More than 460 computers infected with malicious computer codes assaulted 25 websites, including that of South Korea's presidential Blue House, on Wednesday as they are programmed to attack every July 7, said Jeong Seok-hwa, a police officer handling investigations on the cyberattacks.
"But the attacks were so weak that there were no problems in accessing the sites," he said.
An analysis of an infected computer in Seoul showed that it was programmed to attack every July 7 and the malicious computer codes used were identical to those mobilized last year, said Hyun Jae-sub, another police official.
Hyun said the attacks are traced to computers which were not vaccinated after the last year's attacks.
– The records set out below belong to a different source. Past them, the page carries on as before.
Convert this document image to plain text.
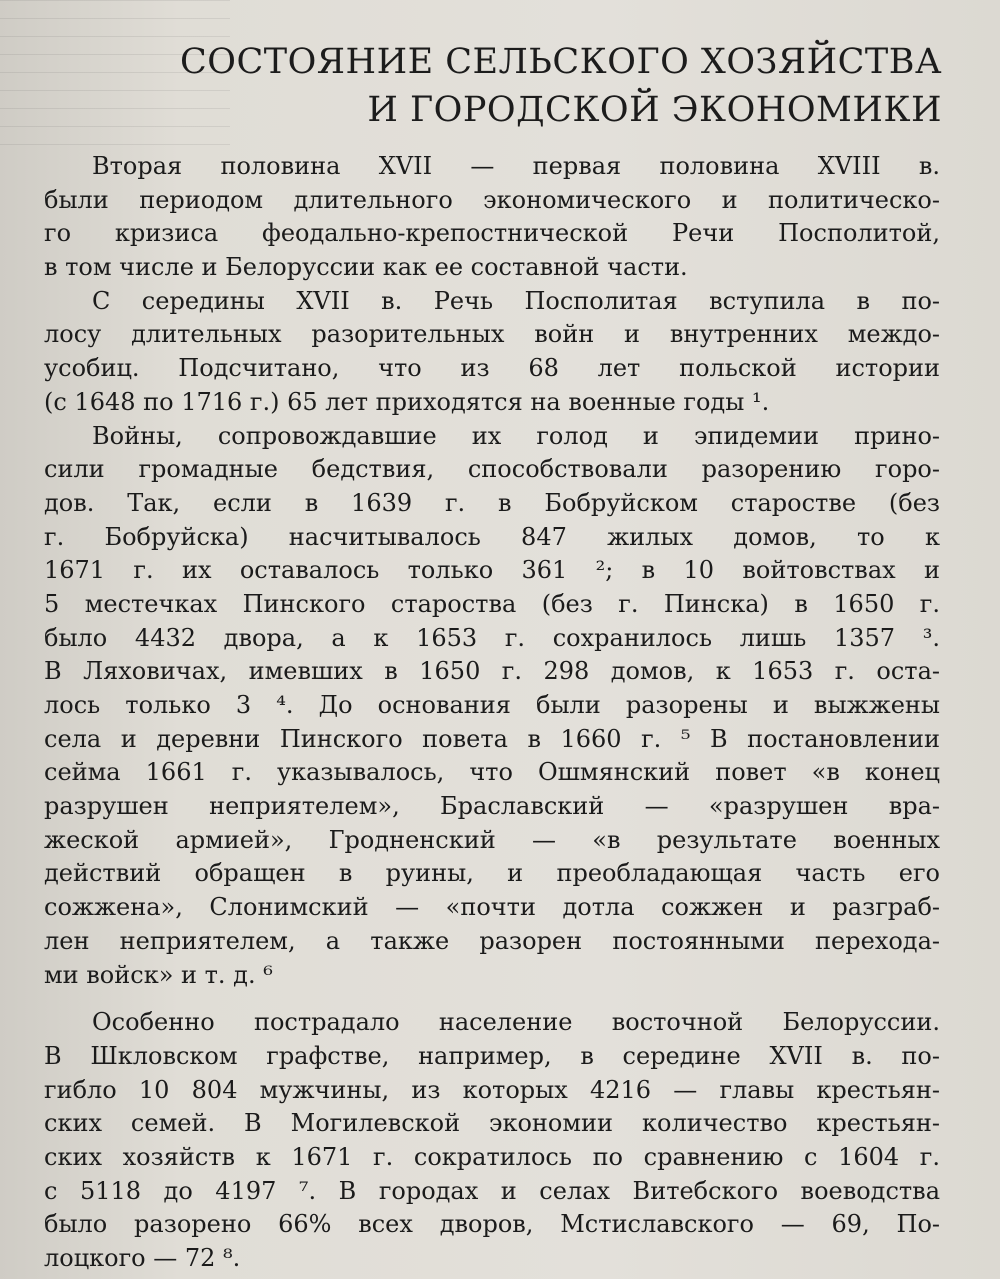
СОСТОЯНИЕ СЕЛЬСКОГО ХОЗЯЙСТВА
И ГОРОДСКОЙ ЭКОНОМИКИ
Вторая половина XVII — первая половина XVIII в.
были периодом длительного экономического и политическо-
го кризиса феодально-крепостнической Речи Посполитой,
в том числе и Белоруссии как ее составной части.
С середины XVII в. Речь Посполитая вступила в по-
лосу длительных разорительных войн и внутренних междо-
усобиц. Подсчитано, что из 68 лет польской истории
(с 1648 по 1716 г.) 65 лет приходятся на военные годы ¹.
Войны, сопровождавшие их голод и эпидемии прино-
сили громадные бедствия, способствовали разорению горо-
дов. Так, если в 1639 г. в Бобруйском старостве (без
г. Бобруйска) насчитывалось 847 жилых домов, то к
1671 г. их оставалось только 361 ²; в 10 войтовствах и
5 местечках Пинского староства (без г. Пинска) в 1650 г.
было 4432 двора, а к 1653 г. сохранилось лишь 1357 ³.
В Ляховичах, имевших в 1650 г. 298 домов, к 1653 г. оста-
лось только 3 ⁴. До основания были разорены и выжжены
села и деревни Пинского повета в 1660 г. ⁵ В постановлении
сейма 1661 г. указывалось, что Ошмянский повет «в конец
разрушен неприятелем», Браславский — «разрушен вра-
жеской армией», Гродненский — «в результате военных
действий обращен в руины, и преобладающая часть его
сожжена», Слонимский — «почти дотла сожжен и разграб-
лен неприятелем, а также разорен постоянными переходa-
ми войск» и т. д. ⁶
Особенно пострадало население восточной Белоруссии.
В Шкловском графстве, например, в середине XVII в. по-
гибло 10 804 мужчины, из которых 4216 — главы крестьян-
ских семей. В Могилевской экономии количество крестьян-
ских хозяйств к 1671 г. сократилось по сравнению с 1604 г.
с 5118 до 4197 ⁷. В городах и селах Витебского воеводства
было разорено 66% всех дворов, Мстиславского — 69, По-
лоцкого — 72 ⁸.
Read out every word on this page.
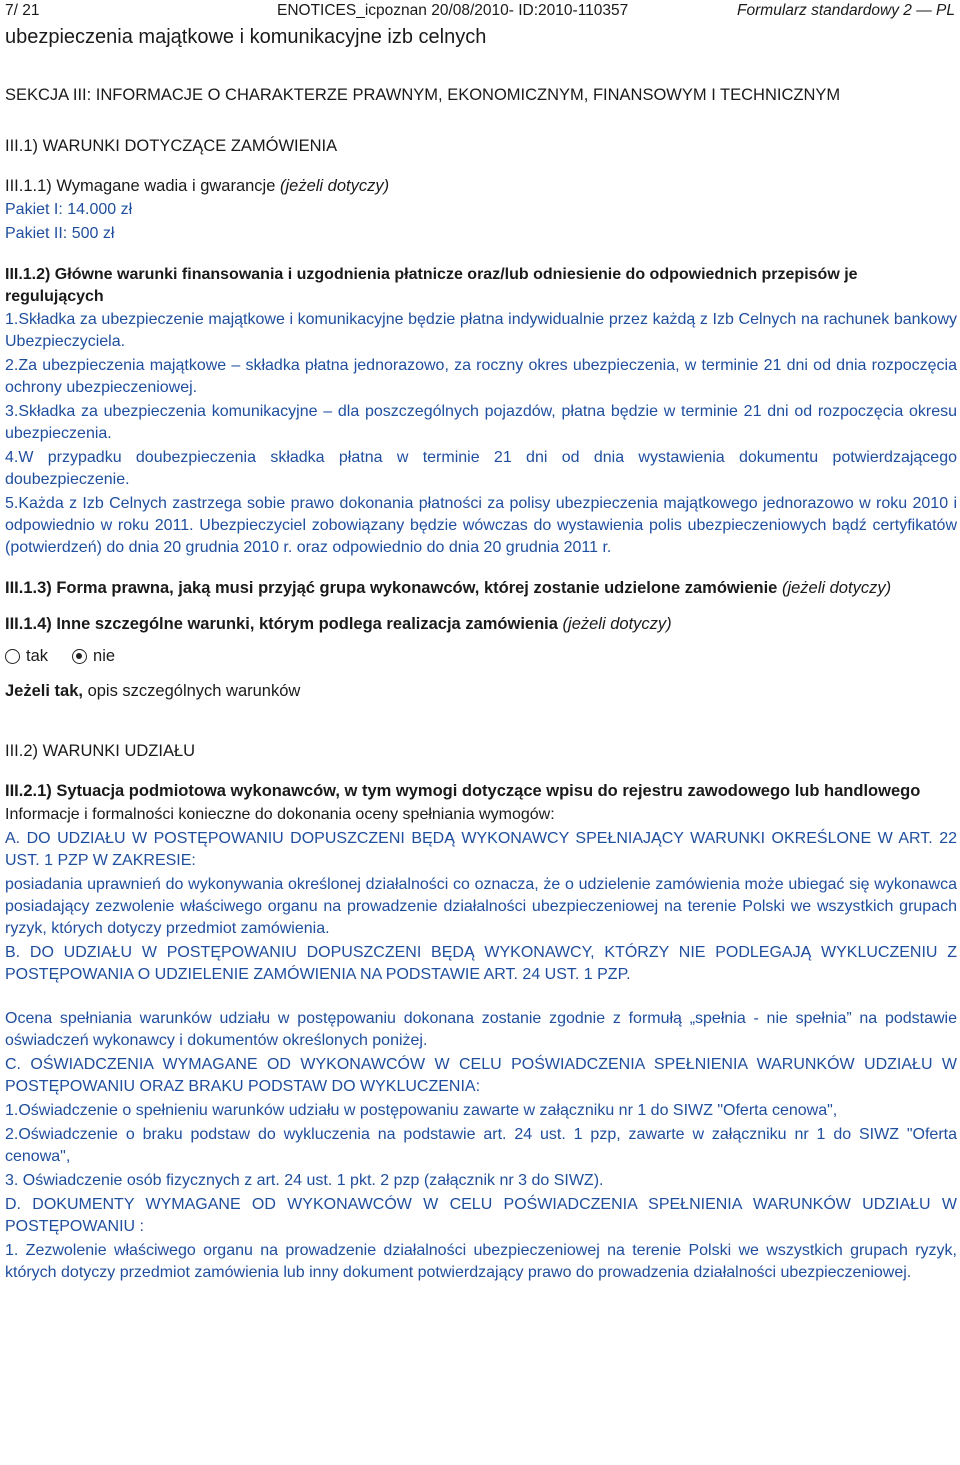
7/ 21	ENOTICES_icpoznan 20/08/2010- ID:2010-110357	Formularz standardowy 2 — PL
ubezpieczenia majątkowe i komunikacyjne izb celnych
SEKCJA III: INFORMACJE O CHARAKTERZE PRAWNYM, EKONOMICZNYM, FINANSOWYM I TECHNICZNYM
III.1) WARUNKI DOTYCZĄCE ZAMÓWIENIA
III.1.1) Wymagane wadia i gwarancje (jeżeli dotyczy)
Pakiet I: 14.000 zł
Pakiet II: 500 zł
III.1.2) Główne warunki finansowania i uzgodnienia płatnicze oraz/lub odniesienie do odpowiednich przepisów je regulujących

1.Składka za ubezpieczenie majątkowe i komunikacyjne będzie płatna indywidualnie przez każdą z Izb Celnych na rachunek bankowy Ubezpieczyciela.

2.Za ubezpieczenia majątkowe – składka płatna jednorazowo, za roczny okres ubezpieczenia, w terminie 21 dni od dnia rozpoczęcia ochrony ubezpieczeniowej.

3.Składka za ubezpieczenia komunikacyjne – dla poszczególnych pojazdów, płatna będzie w terminie 21 dni od rozpoczęcia okresu ubezpieczenia.

4.W przypadku doubezpieczenia składka płatna w terminie 21 dni od dnia wystawienia dokumentu potwierdzającego doubezpieczenie.

5.Każda z Izb Celnych zastrzega sobie prawo dokonania płatności za polisy ubezpieczenia majątkowego jednorazowo w roku 2010 i odpowiednio w roku 2011. Ubezpieczyciel zobowiązany będzie wówczas do wystawienia polis ubezpieczeniowych bądź certyfikatów (potwierdzeń) do dnia 20 grudnia 2010 r. oraz odpowiednio do dnia 20 grudnia 2011 r.

III.1.3) Forma prawna, jaką musi przyjąć grupa wykonawców, której zostanie udzielone zamówienie (jeżeli dotyczy)
III.1.4) Inne szczególne warunki, którym podlega realizacja zamówienia (jeżeli dotyczy)
tak	nie
Jeżeli tak, opis szczególnych warunków
III.2) WARUNKI UDZIAŁU
III.2.1) Sytuacja podmiotowa wykonawców, w tym wymogi dotyczące wpisu do rejestru zawodowego lub handlowego
Informacje i formalności konieczne do dokonania oceny spełniania wymogów:

A. DO UDZIAŁU W POSTĘPOWANIU DOPUSZCZENI BĘDĄ WYKONAWCY SPEŁNIAJĄCY WARUNKI OKREŚLONE W ART. 22 UST. 1 PZP W ZAKRESIE:

posiadania uprawnień do wykonywania określonej działalności co oznacza, że o udzielenie zamówienia może ubiegać się wykonawca posiadający zezwolenie właściwego organu na prowadzenie działalności ubezpieczeniowej na terenie Polski we wszystkich grupach ryzyk, których dotyczy przedmiot zamówienia.

B. DO UDZIAŁU W POSTĘPOWANIU DOPUSZCZENI BĘDĄ WYKONAWCY, KTÓRZY NIE PODLEGAJĄ WYKLUCZENIU Z POSTĘPOWANIA O UDZIELENIE ZAMÓWIENIA NA PODSTAWIE ART. 24 UST. 1 PZP.

Ocena spełniania warunków udziału w postępowaniu dokonana zostanie zgodnie z formułą „spełnia - nie spełnia” na podstawie oświadczeń wykonawcy i dokumentów określonych poniżej.

C. OŚWIADCZENIA WYMAGANE OD WYKONAWCÓW W CELU POŚWIADCZENIA SPEŁNIENIA WARUNKÓW UDZIAŁU W POSTĘPOWANIU ORAZ BRAKU PODSTAW DO WYKLUCZENIA:

1.Oświadczenie o spełnieniu warunków udziału w postępowaniu zawarte w załączniku nr 1 do SIWZ "Oferta cenowa",

2.Oświadczenie o braku podstaw do wykluczenia na podstawie art. 24 ust. 1 pzp, zawarte w załączniku nr 1 do SIWZ "Oferta cenowa",

3. Oświadczenie osób fizycznych z art. 24 ust. 1 pkt. 2 pzp (załącznik nr 3 do SIWZ).

D. DOKUMENTY WYMAGANE OD WYKONAWCÓW W CELU POŚWIADCZENIA SPEŁNIENIA WARUNKÓW UDZIAŁU W POSTĘPOWANIU :

1. Zezwolenie właściwego organu na prowadzenie działalności ubezpieczeniowej na terenie Polski we wszystkich grupach ryzyk, których dotyczy przedmiot zamówienia lub inny dokument potwierdzający prawo do prowadzenia działalności ubezpieczeniowej.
He said about 270,000 infected computers were involved in last year's assaults.
The malicious computer codes, called malware, are used in triggering so-called denial of service attacks, in which large numbers of computers try to connect to a site at the same time to overwhelm the server.
Vaccine programs can repair the infected computers and prevent denial of service attacks, according to AhnLab, a top South Korean cybersecurity company.
AhnLab said it provided free vaccine programs to computer users following last year's attacks as part of efforts to prevent their recurrence.
Jeong said some 430 infected computers are in South Korea and others are traced to the U.S., Britain, China and Japan. Hyun said the Internet Protocol addresses - the Web equivalent of a street address or phone number - showed attacks are traced to computers in South Korea but the authorities have not yet located all the infected computers in the country. He added that those who own the computers would not even know whether their computers were infected with malware.
Police cautioned that there could be other attacks on Thursday and Friday.
The latest attack came a month after two South Korean government websites were struck with denial of service attack that officials said was traced to China.
Last July, government websites in South Korea and the U.S. were paralyzed by cyberattacks.
South Korean officials believed those attacks were conducted by North Korea, but U.S. officials have largely ruled out North Korea as the origin, according to cybersecurity experts.
Experts say there is no conclusive evidence that North Korea, or any other nation, orchestrated it.
South Korean media have reported that North Korea runs an Internet warfare unit aimed at hacking into U.S. and South Korean military networks to gather information and disrupt service.